Let’s explain the terms in plain English (thank God we’re not Canadian, or we’d have to do it in plain French, too). “Stature anthropometry” is cod-scientific for “height.” (You should teach that to your eight-year-old. When an aunt asks, “How tall are you,” the kid’ll come back with, “my stature anthropometry is…” and that’ll shut the old bag up for good). “Elbow span” is your width at the elbows. “Elbow height” is how high your elbow is from the ground. 95th and 5th percentile are generally accepted in ergonomics as the limits of the population you must serve — if you plot all heights, say, on a bell curve you can lop off the tails that hold the top and bottom 5% when designing your door, so it doesn’t need to accommodate Guiness Book of World Records human shapes and sizes (and indeed, if you are building a house in Vancouver for a Guiness Book tall man, you might not be able to build to suit him). Because of sexual dimorphism in homo sapiens, which is a cod-scientific way of saying men run bigger than women in our human race, using specific male numbers for the heights and female numbers for the lows, increases the range so you’re only excluding 2 to 3 percent of humans.
What this is intended to require is that a door must be big enough for a very tall man, but not the very tallest man, and that the door must be wide enough for a very wide fellow, but not the very widest; but the doorknob (er, lever, forgot we’re knobbenrein, mein Herr), must be positioned for the convenience of a very short woman, but not the very shortest. If they had gotten the numbers right, your basketball pro’s ability to negotiate the door without stooping would be compromised by his need to stoop to reach the doorknob put close to hand for the dwarf lady.
Those of you who are native speakers of SI (metric) units have probably already done the math and are snickering here. For you Americans stuck in archaic Imperial units (and bitterly clinging to guns, religion, and round freakin’ doorknobs), have a gander at the image on the left.
There are approximatelt 2.54 centimeters to an inch. So Vancouver’s Dream Door is: about 2 feet, 4 1/2 inches high, 3 feet, 2 inches wide, and the
doorknob, er, lever, is positioned 2 feet, 8 inches above the floor — which places it roughly 3 1/2 inches above the door.
It’s hard to figure out where the error is and what was really meant. If they wanted the height of the door to be a hundred and 72.6 centimeters, that’s still only about five feet seven or eight, and certainly not the 95-percent man.
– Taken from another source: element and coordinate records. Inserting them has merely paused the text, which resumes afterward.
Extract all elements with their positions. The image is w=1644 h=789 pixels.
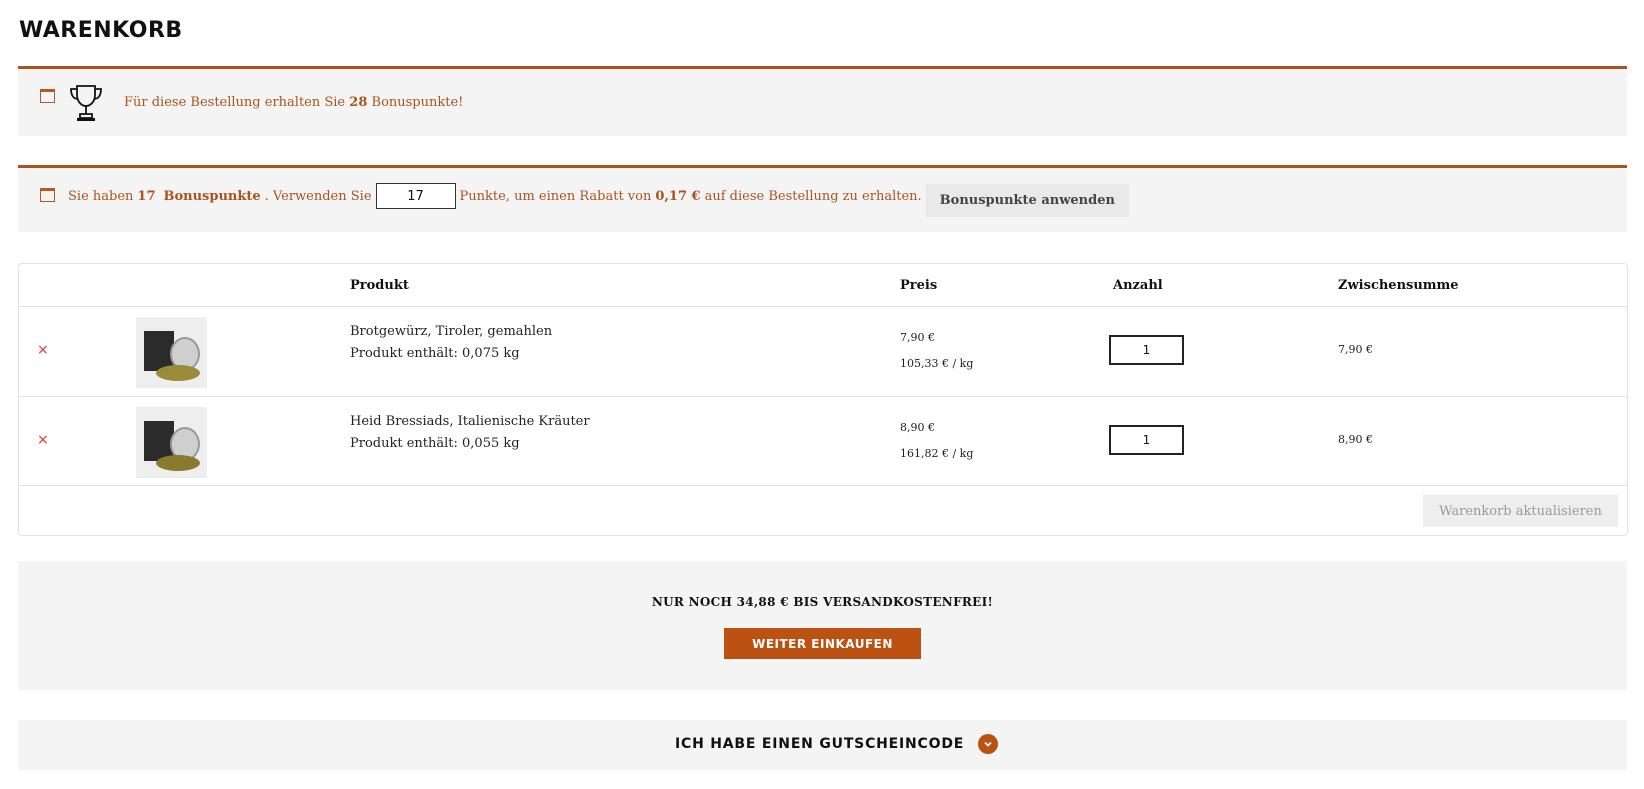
bonus-redeem-text-2: . Verwenden Sie <box>264 188 372 204</box>
remove-icon[interactable]: × <box>37 342 49 358</box>
coupon-label[interactable]: ICH HABE EINEN GUTSCHEINCODE <box>675 736 964 752</box>
bonus-discount-value: 0,17 € <box>655 188 701 204</box>
quantity-input[interactable] <box>1109 335 1184 365</box>
free-shipping-text: NUR NOCH 34,88 € BIS VERSANDKOSTENFREI! <box>651 595 994 609</box>
product-content: Produkt enthält: 0,055 kg <box>350 436 520 451</box>
coupon-toggle-row[interactable]: ICH HABE EINEN GUTSCHEINCODE <box>675 734 999 754</box>
table-row: × Brotgewürz, Tiroler, gemahlen Produkt … <box>19 307 1627 397</box>
remove-icon[interactable]: × <box>37 432 49 448</box>
product-unit-price: 105,33 € / kg <box>900 357 974 370</box>
row-subtotal: 7,90 € <box>1338 343 1373 356</box>
bonus-earn-text-after: Bonuspunkte! <box>371 95 464 110</box>
bonus-redeem-row: Sie haben 17 Bonuspunkte . Verwenden Sie… <box>68 179 1129 217</box>
cart-table-header: Produkt Preis Anzahl Zwischensumme <box>19 264 1627 307</box>
bonus-earn-text-before: Für diese Bestellung erhalten Sie <box>124 95 346 110</box>
product-price: 7,90 € <box>900 331 935 344</box>
bonus-earn-points: 28 <box>349 95 368 110</box>
trophy-icon <box>70 85 102 121</box>
product-content: Produkt enthält: 0,075 kg <box>350 346 520 361</box>
update-cart-button[interactable]: Warenkorb aktualisieren <box>1423 495 1618 527</box>
bonus-redeem-text-4: auf diese Bestellung zu erhalten. <box>704 188 922 204</box>
header-quantity: Anzahl <box>1113 278 1163 293</box>
row-subtotal: 8,90 € <box>1338 433 1373 446</box>
product-thumbnail[interactable] <box>136 317 207 388</box>
header-subtotal: Zwischensumme <box>1338 278 1459 293</box>
bonus-earn-notice: Für diese Bestellung erhalten Sie 28 Bon… <box>18 66 1627 136</box>
chevron-down-icon[interactable] <box>978 734 999 754</box>
page-title: WARENKORB <box>19 18 183 43</box>
product-unit-price: 161,82 € / kg <box>900 447 974 460</box>
product-price: 8,90 € <box>900 421 935 434</box>
bonus-redeem-notice: Sie haben 17 Bonuspunkte . Verwenden Sie… <box>18 165 1627 232</box>
bonus-redeem-text-3: Punkte, um einen Rabatt von <box>459 188 652 204</box>
bonus-earn-text: Für diese Bestellung erhalten Sie 28 Bon… <box>124 95 463 110</box>
apply-bonus-button[interactable]: Bonuspunkte anwenden <box>925 183 1129 217</box>
cart-table: Produkt Preis Anzahl Zwischensumme × Bro… <box>18 263 1628 536</box>
product-name-link[interactable]: Brotgewürz, Tiroler, gemahlen <box>350 324 552 339</box>
notice-icon <box>40 188 55 202</box>
product-thumbnail[interactable] <box>136 407 207 478</box>
header-price: Preis <box>900 278 938 293</box>
bonus-redeem-text-1: Sie haben <box>68 188 134 204</box>
free-shipping-panel: NUR NOCH 34,88 € BIS VERSANDKOSTENFREI! … <box>18 561 1627 690</box>
bonus-points-word: Bonuspunkte <box>163 188 261 204</box>
quantity-input[interactable] <box>1109 425 1184 455</box>
table-row: × Heid Bressiads, Italienische Kräuter P… <box>19 397 1627 486</box>
coupon-panel[interactable]: ICH HABE EINEN GUTSCHEINCODE <box>18 720 1627 770</box>
header-product: Produkt <box>350 278 409 293</box>
continue-shopping-button[interactable]: WEITER EINKAUFEN <box>724 628 921 659</box>
notice-icon <box>40 89 55 103</box>
product-name-link[interactable]: Heid Bressiads, Italienische Kräuter <box>350 414 590 429</box>
bonus-points-input[interactable] <box>375 183 456 209</box>
bonus-points-available: 17 <box>137 188 156 204</box>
Of course, they may have based the whole thing on Malaysian anthropometrics — Malaysians come in many races, shapes and sizes, but compact East Asians predominate.
The Canadians, meanwhile, whatever their would-be political masters have degenerated to now, were once a race of hearty lumberjacks — who were comfortable with simple arithmetic (unlike, say, Popular Science writers) and fearlessly approached round doorknobs with confident hands.
And here you have the problem with fascism, whether it’s the malevolent kind that troops the red flag down Unter Den Linden in black uniforms, or the supposedly benevolent kind that hides behind the heartwarming symbol of the maple leaf, whilst working its evil complots upon the unsuspecting building codes. The Great Leader, or People’s Commissariat, or Philosopher King turns out to be rather lousy at making decisions for you. When you trade liberty for efficiency in government or some other good and worthy objective (security being the most renowned of these), you wind up with neither.
You wind up with doors with detached doorknobs.